Mónica es una colombiana que decidió emigrar a España en busca de un mejor futuro. Hoy, después de varios años viviendo en Palma de Mallorca, asegura que su trabajo como empleada doméstica le ha dado algo que no siempre encontró en su país: respeto, valoración y confianza por parte de quienes la contratan.
Un comienzo difícil, pero con recompensa
El inicio no fue sencillo. Mónica llegó a España sin redes de apoyo y tuvo que enfrentar la incertidumbre de empezar desde cero. Sin embargo, su constancia y dedicación le permitieron abrirse paso en el sector del empleo doméstico, un ámbito donde hoy se siente plenamente reconocida.
Me respetan, me valoran y me confían sus casas
Con esa frase, Mónica resume su experiencia en el país europeo. Para ella, la confianza que le depositan sus empleadores no tiene precio, y valora especialmente que la traten como una profesional, no como una simple trabajadora.

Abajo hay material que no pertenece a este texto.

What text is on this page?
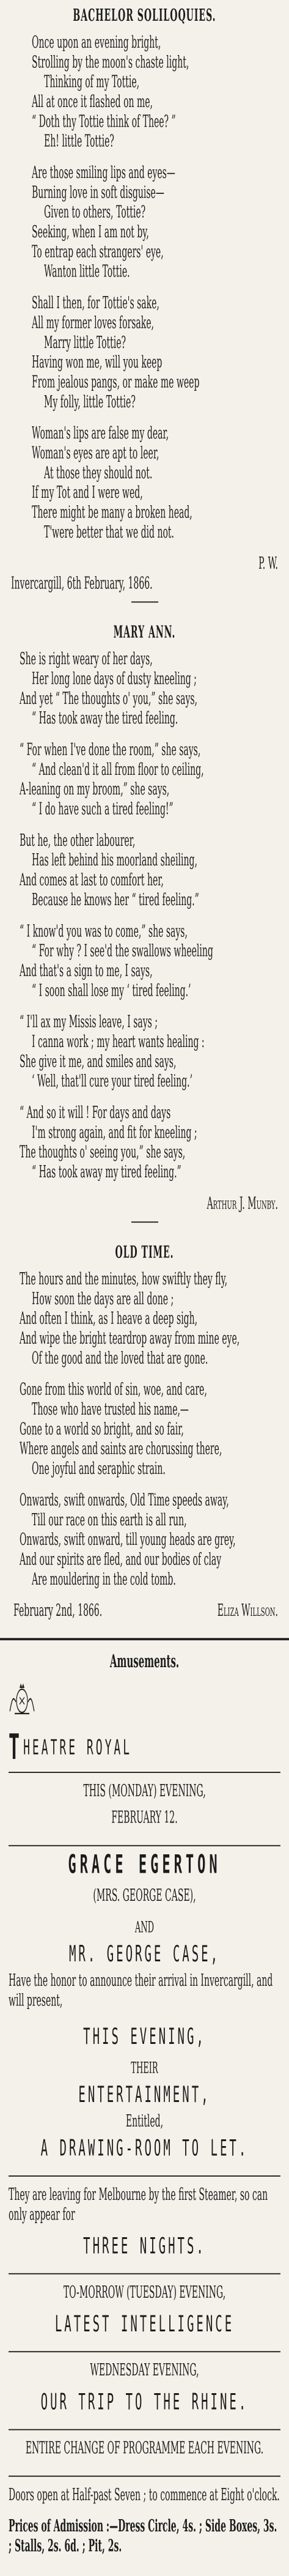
BACHELOR SOLILOQUIES.
Once upon an evening bright,
Strolling by the moon's chaste light,
Thinking of my Tottie,
All at once it flashed on me,
“ Doth thy Tottie think of Thee? ”
Eh! little Tottie?
Are those smiling lips and eyes—
Burning love in soft disguise—
Given to others, Tottie?
Seeking, when I am not by,
To entrap each strangers' eye,
Wanton little Tottie.
Shall I then, for Tottie's sake,
All my former loves forsake,
Marry little Tottie?
Having won me, will you keep
From jealous pangs, or make me weep
My folly, little Tottie?
Woman's lips are false my dear,
Woman's eyes are apt to leer,
At those they should not.
If my Tot and I were wed,
There might be many a broken head,
T'were better that we did not.
P. W.
Invercargill, 6th February, 1866.
MARY ANN.
She is right weary of her days,
Her long lone days of dusty kneeling ;
And yet “ The thoughts o' you,” she says,
“ Has took away the tired feeling.
“ For when I've done the room,” she says,
“ And clean'd it all from floor to ceiling,
A-leaning on my broom,” she says,
“ I do have such a tired feeling!”
But he, the other labourer,
Has left behind his moorland sheiling,
And comes at last to comfort her,
Because he knows her “ tired feeling.”
“ I know'd you was to come,” she says,
“ For why ? I see'd the swallows wheeling
And that's a sign to me, I says,
“ I soon shall lose my ‘ tired feeling.’
“ I'll ax my Missis leave, I says ;
I canna work ; my heart wants healing :
She give it me, and smiles and says,
‘ Well, that'll cure your tired feeling.’
“ And so it will ! For days and days
I'm strong again, and fit for kneeling ;
The thoughts o' seeing you,” she says,
“ Has took away my tired feeling.”
Arthur J. Munby.
OLD TIME.
The hours and the minutes, how swiftly they fly,
How soon the days are all done ;
And often I think, as I heave a deep sigh,
And wipe the bright teardrop away from mine eye,
Of the good and the loved that are gone.
Gone from this world of sin, woe, and care,
Those who have trusted his name,—
Gone to a world so bright, and so fair,
Where angels and saints are chorussing there,
One joyful and seraphic strain.
Onwards, swift onwards, Old Time speeds away,
Till our race on this earth is all run,
Onwards, swift onward, till young heads are grey,
And our spirits are fled, and our bodies of clay
Are mouldering in the cold tomb.
February 2nd, 1866.	Eliza Willson.
Amusements.
THEATRE ROYAL
THIS (MONDAY) EVENING,
FEBRUARY 12.
GRACE EGERTON
(MRS. GEORGE CASE),
AND
MR. GEORGE CASE,
Have the honor to announce their arrival in Invercargill, and will present,
THIS EVENING,
THEIR
ENTERTAINMENT,
Entitled,
A DRAWING-ROOM TO LET.
They are leaving for Melbourne by the first Steamer, so can only appear for
THREE NIGHTS.
TO-MORROW (TUESDAY) EVENING,
LATEST INTELLIGENCE
WEDNESDAY EVENING,
OUR TRIP TO THE RHINE.
ENTIRE CHANGE OF PROGRAMME EACH EVENING.
Doors open at Half-past Seven ; to commence at Eight o'clock.
Prices of Admission :—Dress Circle, 4s. ; Side Boxes, 3s. ; Stalls, 2s. 6d. ; Pit, 2s.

Estabilidad y calidad de vida para su familia
Hoy, Mónica gana lo suficiente para vivir en cualquier zona de Palma de Mallorca junto a su hija. Asegura que la estabilidad económica que ha conseguido le permite darle a su familia una calidad de vida que difícilmente habría alcanzado en Colombia.
Un mensaje para quienes piensan migrar
Aunque no oculta los retos del proceso migratorio, Mónica envía un mensaje de esperanza a otros colombianos que sueñan con un futuro mejor. Su historia demuestra que, con esfuerzo y perseverancia, es posible construir una vida digna en el extranjero.